Iceberg supports the reading of Iceberg tables from Hive by using a StorageHandler. Please note that only Hive 2.x versions are currently supported.

Table creation

This section explains the various steps needed in order to overlay a Hive table “on top of” an existing Iceberg table. Iceberg tables are created using either a Catalog or an implementation of the Tables interface and Hive needs to be configured accordingly to read data from these different types of table.

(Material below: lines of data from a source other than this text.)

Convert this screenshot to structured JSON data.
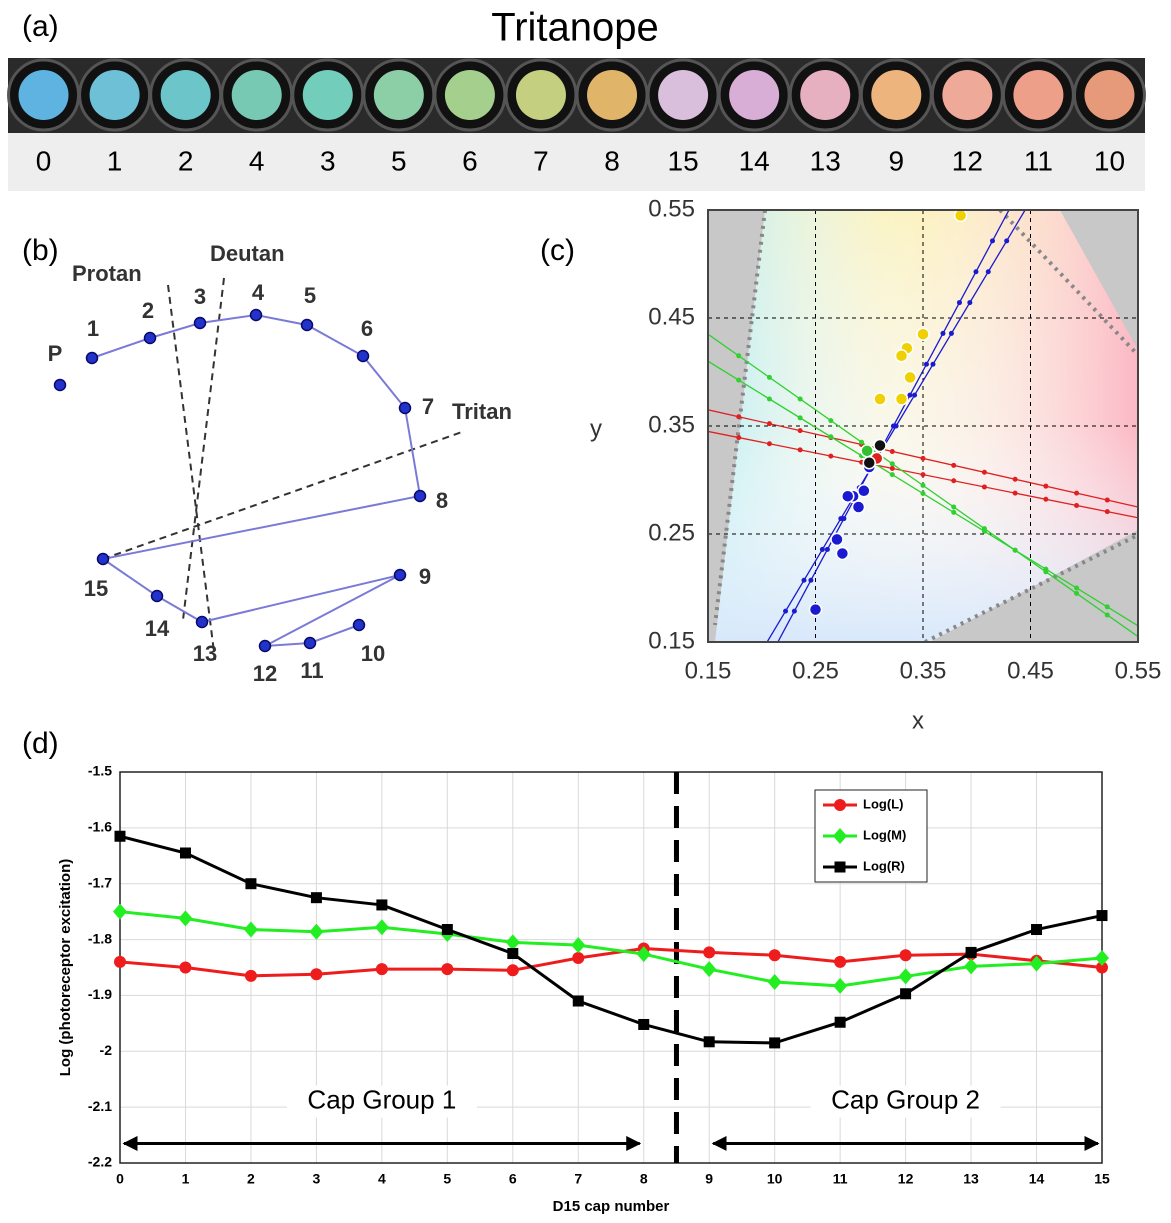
{
  "strip": {
    "label": "(a)",
    "title": "Tritanope",
    "caps": [
      "0",
      "1",
      "2",
      "4",
      "3",
      "5",
      "6",
      "7",
      "8",
      "15",
      "14",
      "13",
      "9",
      "12",
      "11",
      "10"
    ],
    "colors": [
      "#5fb3e0",
      "#6dc0d6",
      "#6cc6c9",
      "#78c9b4",
      "#72cdbb",
      "#8ccfa6",
      "#a5cf8c",
      "#c4cf80",
      "#e0b56a",
      "#d9bfdc",
      "#d9aed6",
      "#e6b0c1",
      "#eeb47d",
      "#eea999",
      "#ee9f8a",
      "#e69a7a"
    ]
  },
  "diagram": {
    "label": "(b)",
    "nodes": [
      "P",
      "1",
      "2",
      "3",
      "4",
      "5",
      "6",
      "7",
      "8",
      "15",
      "14",
      "13",
      "9",
      "12",
      "11",
      "10"
    ],
    "lines": [
      "Protan",
      "Deutan",
      "Tritan"
    ]
  },
  "chart_data": [
    {
      "type": "scatter",
      "label": "(c)",
      "x_label": "x",
      "y_label": "y",
      "xlim": [
        0.15,
        0.55
      ],
      "ylim": [
        0.15,
        0.55
      ],
      "xticks": [
        0.15,
        0.25,
        0.35,
        0.45,
        0.55
      ],
      "yticks": [
        0.15,
        0.25,
        0.35,
        0.45,
        0.55
      ],
      "grid": true,
      "series": [
        {
          "color": "#f0d000",
          "x": [
            0.385,
            0.35,
            0.335,
            0.33,
            0.338,
            0.31,
            0.33
          ],
          "y": [
            0.545,
            0.435,
            0.422,
            0.415,
            0.395,
            0.375,
            0.375
          ]
        },
        {
          "color": "#1a1ad0",
          "x": [
            0.25,
            0.275,
            0.27,
            0.29,
            0.285,
            0.295,
            0.28,
            0.3
          ],
          "y": [
            0.18,
            0.232,
            0.245,
            0.275,
            0.285,
            0.29,
            0.285,
            0.312
          ]
        },
        {
          "color": "#30c030",
          "x": [
            0.298
          ],
          "y": [
            0.327
          ]
        },
        {
          "color": "#e02020",
          "x": [
            0.307
          ],
          "y": [
            0.32
          ]
        },
        {
          "color": "#111111",
          "x": [
            0.31,
            0.3
          ],
          "y": [
            0.332,
            0.316
          ]
        }
      ],
      "lines": [
        {
          "color": "#e02020",
          "x": [
            0.15,
            0.55
          ],
          "y": [
            0.365,
            0.275
          ]
        },
        {
          "color": "#e02020",
          "x": [
            0.15,
            0.55
          ],
          "y": [
            0.345,
            0.265
          ]
        },
        {
          "color": "#30d030",
          "x": [
            0.15,
            0.55
          ],
          "y": [
            0.435,
            0.155
          ]
        },
        {
          "color": "#30d030",
          "x": [
            0.15,
            0.55
          ],
          "y": [
            0.41,
            0.165
          ]
        },
        {
          "color": "#1a1ad0",
          "x": [
            0.215,
            0.43
          ],
          "y": [
            0.15,
            0.55
          ]
        },
        {
          "color": "#1a1ad0",
          "x": [
            0.205,
            0.445
          ],
          "y": [
            0.15,
            0.55
          ]
        }
      ]
    },
    {
      "type": "line",
      "label": "(d)",
      "x_label": "D15 cap number",
      "y_label": "Log (photoreceptor excitation)",
      "x": [
        0,
        1,
        2,
        3,
        4,
        5,
        6,
        7,
        8,
        9,
        10,
        11,
        12,
        13,
        14,
        15
      ],
      "xlim": [
        0,
        15
      ],
      "ylim": [
        -2.2,
        -1.5
      ],
      "xticks": [
        0,
        1,
        2,
        3,
        4,
        5,
        6,
        7,
        8,
        9,
        10,
        11,
        12,
        13,
        14,
        15
      ],
      "yticks": [
        -2.2,
        -2.1,
        -2,
        -1.9,
        -1.8,
        -1.7,
        -1.6,
        -1.5
      ],
      "grid": true,
      "legend": "upper-right",
      "divider": 8.5,
      "series": [
        {
          "name": "Log(L)",
          "color": "#ee1c1c",
          "marker": "circle",
          "values": [
            -1.84,
            -1.85,
            -1.865,
            -1.862,
            -1.853,
            -1.853,
            -1.855,
            -1.833,
            -1.816,
            -1.823,
            -1.828,
            -1.84,
            -1.828,
            -1.826,
            -1.838,
            -1.85
          ]
        },
        {
          "name": "Log(M)",
          "color": "#22ee22",
          "marker": "diamond",
          "values": [
            -1.75,
            -1.762,
            -1.782,
            -1.786,
            -1.778,
            -1.79,
            -1.805,
            -1.81,
            -1.826,
            -1.853,
            -1.876,
            -1.883,
            -1.866,
            -1.848,
            -1.843,
            -1.833
          ]
        },
        {
          "name": "Log(R)",
          "color": "#000000",
          "marker": "square",
          "values": [
            -1.615,
            -1.645,
            -1.7,
            -1.725,
            -1.738,
            -1.782,
            -1.825,
            -1.91,
            -1.952,
            -1.983,
            -1.985,
            -1.948,
            -1.897,
            -1.823,
            -1.782,
            -1.757
          ]
        }
      ],
      "annotations": [
        {
          "text": "Cap Group 1",
          "from": 0,
          "to": 8,
          "text_y": -2.09,
          "arrow_y": -2.165
        },
        {
          "text": "Cap Group 2",
          "from": 9,
          "to": 15,
          "text_y": -2.09,
          "arrow_y": -2.165
        }
      ]
    }
  ]
}
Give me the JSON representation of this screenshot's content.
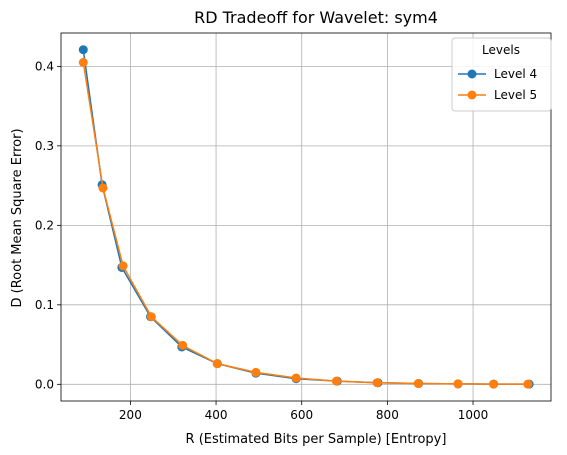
{
  "chart_data": {
    "type": "line",
    "title": "RD Tradeoff for Wavelet: sym4",
    "xlabel": "R (Estimated Bits per Sample) [Entropy]",
    "ylabel": "D (Root Mean Square Error)",
    "xlim": [
      38,
      1182
    ],
    "ylim": [
      -0.021,
      0.442
    ],
    "xticks": [
      200,
      400,
      600,
      800,
      1000
    ],
    "xtick_labels": [
      "200",
      "400",
      "600",
      "800",
      "1000"
    ],
    "yticks": [
      0.0,
      0.1,
      0.2,
      0.3,
      0.4
    ],
    "ytick_labels": [
      "0.0",
      "0.1",
      "0.2",
      "0.3",
      "0.4"
    ],
    "grid": true,
    "legend": {
      "title": "Levels",
      "position": "top-right"
    },
    "series": [
      {
        "name": "Level 4",
        "color": "#1f77b4",
        "x": [
          90,
          134,
          180,
          247,
          320,
          403,
          493,
          587,
          683,
          778,
          873,
          965,
          1048,
          1131
        ],
        "y": [
          0.421,
          0.251,
          0.147,
          0.085,
          0.047,
          0.026,
          0.014,
          0.007,
          0.004,
          0.002,
          0.001,
          0.0005,
          0.0003,
          0.0002
        ]
      },
      {
        "name": "Level 5",
        "color": "#ff7f0e",
        "x": [
          90,
          136,
          183,
          249,
          322,
          403,
          493,
          587,
          681,
          776,
          872,
          965,
          1048,
          1128
        ],
        "y": [
          0.405,
          0.247,
          0.149,
          0.085,
          0.049,
          0.026,
          0.015,
          0.008,
          0.004,
          0.002,
          0.001,
          0.0006,
          0.0003,
          0.0002
        ]
      }
    ]
  }
}
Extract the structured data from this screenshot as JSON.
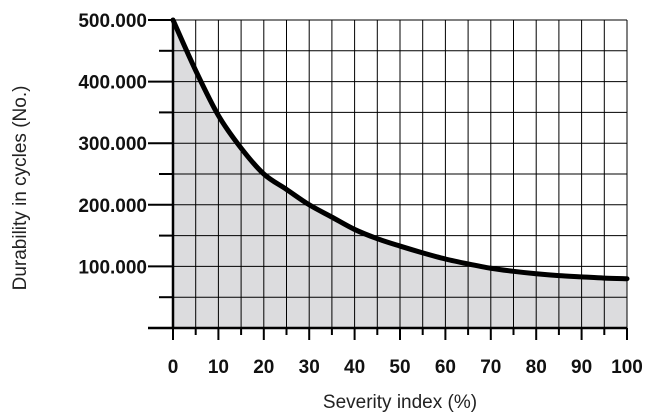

Add the Iceberg Hive Runtime jar file to the Hive classpath

Regardless of the table type, the HiveIcebergStorageHandler and supporting classes need to be made available on Hive’s classpath. These are provided by the iceberg-hive-runtime jar file. For example, if using the Hive shell, this can be achieved by issuing a statement like so:

add jar /path/to/iceberg-hive-runtime.jar;

There are many others ways to achieve this including adding the jar file to Hive’s auxillary classpath (so it is available by default) - please refer to Hive’s documentation for more information.

Using Hadoop Tables

Iceberg tables created using HadoopTables are stored entirely in a directory in a filesytem like HDFS.

Create an Iceberg table

The first step is to create an Iceberg table using the Spark/Java/Python API and HadoopTables. For the purposes of this documentation we will assume that the table is called table_a and that the table location is hdfs://some_path/table_a.

Create a Hive table

Now overlay a Hive table on top of this Iceberg table by issuing Hive DDL like so:

CREATE EXTERNAL TABLE table_a 
STORED BY 'org.apache.iceberg.mr.hive.HiveIcebergStorageHandler' 
LOCATION 'hdfs://some_bucket/some_path/table_a';

Query the Iceberg table via Hive

You should now be able to issue Hive SQL SELECT queries using the above table and see the results returned from the underlying Iceberg table. Both the Map Reduce and Tez query execution engines are supported.

SELECT * from table_a;

Using Hive Catalog

Iceberg tables created using HiveCatalog are automatically registered with Hive.

Create an Iceberg table

The first step is to create an Iceberg table using the Spark/Java/Python API and HiveCatalog. For the purposes of this documentation we will assume that the table is called table_b and that the table location is s3://some_path/table_b. In order for Iceberg to correctly set up the Hive table for querying some configuration values need to be set, the two options for this are described below - you can use either or the other depending on your use case.

Hive Configuration

The value iceberg.engine.hive.enabled needs to be set to true and added to the Hive configuration file on the classpath of the application creating the table. This can be done by modifying the relevant hive-site.xml. Alternatively this can done programatically like so:

Configuration hadoopConfiguration = spark.sparkContext().hadoopConfiguration();
hadoopConfiguration.set(ConfigProperties.ENGINE_HIVE_ENABLED, "true"); //iceberg.engine.hive.enabled=true
HiveCatalog catalog = new HiveCatalog(hadoopConfiguration);
...
catalog.createTable(tableId, schema, spec);
Table Property Configuration

The property engine.hive.enabled needs to be set to true and added to the table properties when creating the Iceberg table. This can be done like so:

    Map<String, String> tableProperties = new HashMap<String, String>();
    tableProperties.put(TableProperties.ENGINE_HIVE_ENABLED, "true"); //engine.hive.enabled=true
    catalog.createTable(tableId, schema, spec, tableProperties);

Query the Iceberg table via Hive

In order to query a Hive table created by either of the HiveCatalog methods described above you need to first set a Hive configuration value like so:

SET iceberg.mr.catalog=hive;

You should now be able to issue Hive SQL SELECT queries using the above table and see the results returned from the underlying Iceberg table. Both the Map Reduce and Tez query execution engines are supported.

SELECT * from table_b;

Features

Predicate pushdown

Pushdown of the Hive SQL WHERE clause has been implemented so that these filters are used at the Iceberg TableScan level as well as by the Parquet and ORC Readers.